Pinky was not sure whether Sister Gravier's twisting, vice-like grip that crushed his tiny right hand would break his middle finger, all his fingers, his wrist, his arm, or all of them all at once. His knees buckled from the pain. He considered begging for mercy. But then like a convict swinging a ball and chain, Sister Gravier whirled Pinky in the direction of the closet door. With her free hand, she reached for the knob. His eyes wide open and about to overflow with tears and struggling not to yelp like an abused dog, Pinky was suspended between the ravages of extreme pain and the delight at being on the threshold of entering the closet.

The frantic, way-too-loud end-of-day bell shot itself into the room from the hallway and Sister Marie Antoine Gravier released Pinky from her grip. The two combatants stood by the classroom and closet doors, staring at each other as, automatically, the rest of the third grade quickly filed out of Sister Gravier's room, brushing and bumping Pinky as if the room and he were on fire. When they were all gone, Pinky looked down and felt for his right hand with his left, checking to see if it was still intact, still usable.

"Mr. Lafleur, you will be staying after school with me and you will wash the blackboards, or", she paused with malevolent glee, "I will call your mother." Pinky was so relieved that he had a way out of his mother finding out about what he had done, so grateful the day was done, for the time being, he forgot all about the closet. When Pinky left St. Rape's that day, the slate blackboards in Sister Gravier's third-grade classroom were as clean as they had ever been at the hands of any do-gooder. All the time he worked on the blackboards, Sister Gravier sat at her desk in silence doing paperwork. He glanced at her several times, but she never looked up, didn't even seem to be aware of his presence. Yet as soon as he was done the last stretch of blackboard he turned to go empty the bucket in the janitor's closet and bumped into her. The cold buckle of her wide black belt touched his nose.

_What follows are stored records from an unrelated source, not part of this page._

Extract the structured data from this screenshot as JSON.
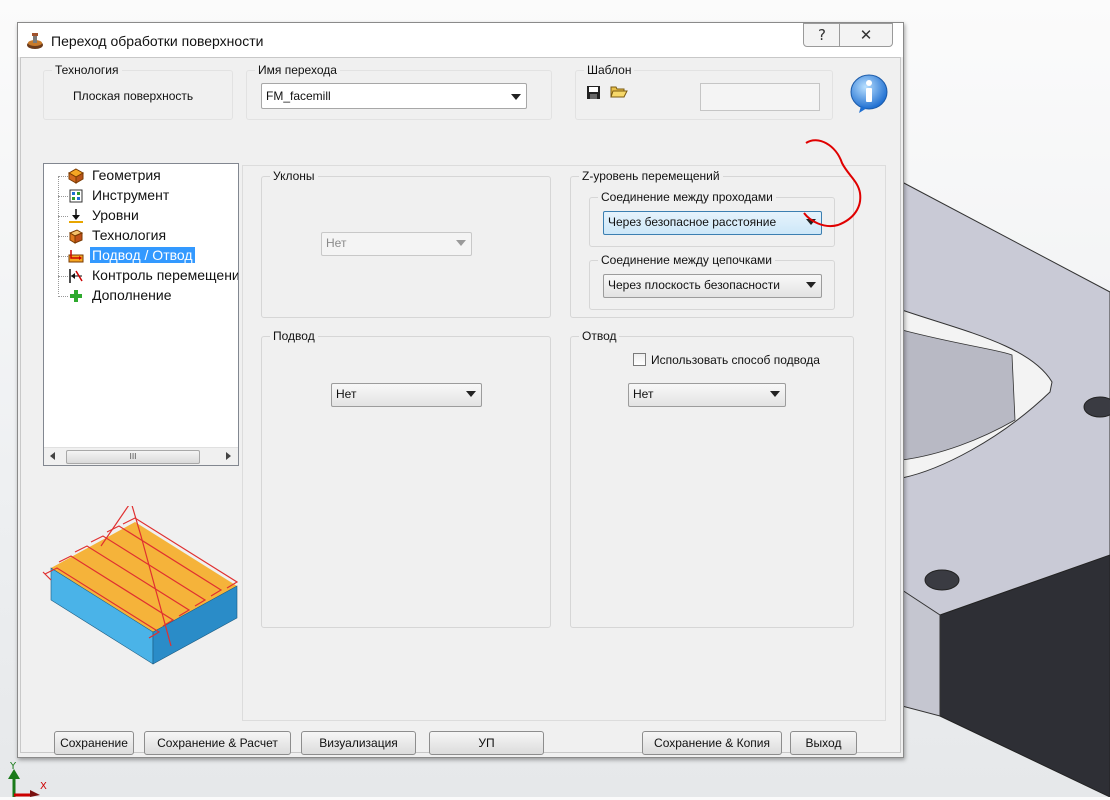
{
  "dialog": {
    "title": "Переход обработки поверхности",
    "help_glyph": "?",
    "close_glyph": "✕"
  },
  "technology": {
    "label": "Технология",
    "value": "Плоская поверхность"
  },
  "step_name": {
    "label": "Имя перехода",
    "value": "FM_facemill"
  },
  "template": {
    "label": "Шаблон",
    "save_icon": "save-icon",
    "open_icon": "open-folder-icon",
    "value": ""
  },
  "info_icon": "info-icon",
  "tree": {
    "items": [
      {
        "label": "Геометрия",
        "icon": "geometry-icon"
      },
      {
        "label": "Инструмент",
        "icon": "tool-icon"
      },
      {
        "label": "Уровни",
        "icon": "levels-icon"
      },
      {
        "label": "Технология",
        "icon": "technology-icon"
      },
      {
        "label": "Подвод / Отвод",
        "icon": "lead-in-out-icon"
      },
      {
        "label": "Контроль перемещений",
        "icon": "motion-control-icon"
      },
      {
        "label": "Дополнение",
        "icon": "plus-icon"
      }
    ],
    "selected_index": 4,
    "scroll_thumb": "III"
  },
  "slopes": {
    "label": "Уклоны",
    "value": "Нет"
  },
  "z_level": {
    "label": "Z-уровень перемещений",
    "between_passes": {
      "label": "Соединение между проходами",
      "value": "Через безопасное расстояние"
    },
    "between_chains": {
      "label": "Соединение между цепочками",
      "value": "Через плоскость безопасности"
    }
  },
  "approach": {
    "label": "Подвод",
    "value": "Нет"
  },
  "retract": {
    "label": "Отвод",
    "use_approach_label": "Использовать способ подвода",
    "use_approach_checked": false,
    "value": "Нет"
  },
  "buttons": {
    "save": "Сохранение",
    "save_calc": "Сохранение & Расчет",
    "visualize": "Визуализация",
    "nc": "УП",
    "save_copy": "Сохранение & Копия",
    "exit": "Выход"
  },
  "axes": {
    "y": "Y",
    "x": "X"
  },
  "colors": {
    "selection": "#3399ff",
    "annotation": "#e00000",
    "part": "#c9cad6"
  }
}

Her black habit smelled of chalk dust and body odor. He stepped back.

"You may go after you return the bucket to the janitor's closet, Mr. Lafleur", she said.

He thought he saw the very slightest hint of a smile on her lips, felt coming from her some tiny morsel of kindness. He stepped past her without saying a word and she grabbed him again, this time almost gently, by the upper arm.

"What do you say?" she inquired without facing him or turning him around.

Pinky didn't know what to say. He tried "Thank you" and she released her grip and he kept going like a wind-up toy out of her room. All the way home, he wondered if what happened that day really happened. Then he felt the soreness in his wrist. For now, his mother and father wouldn't be told. He was safe until the word got out because someone in the class told the story of what Pinky did that day. And the word would get out. He was sure of that. It would be added to the lore of the closet in Sister Marie Antoine Gravier's room. Even if his mother and father eventually found out, Pinky warmed to the idea of being talked about as if he were some kind of hero.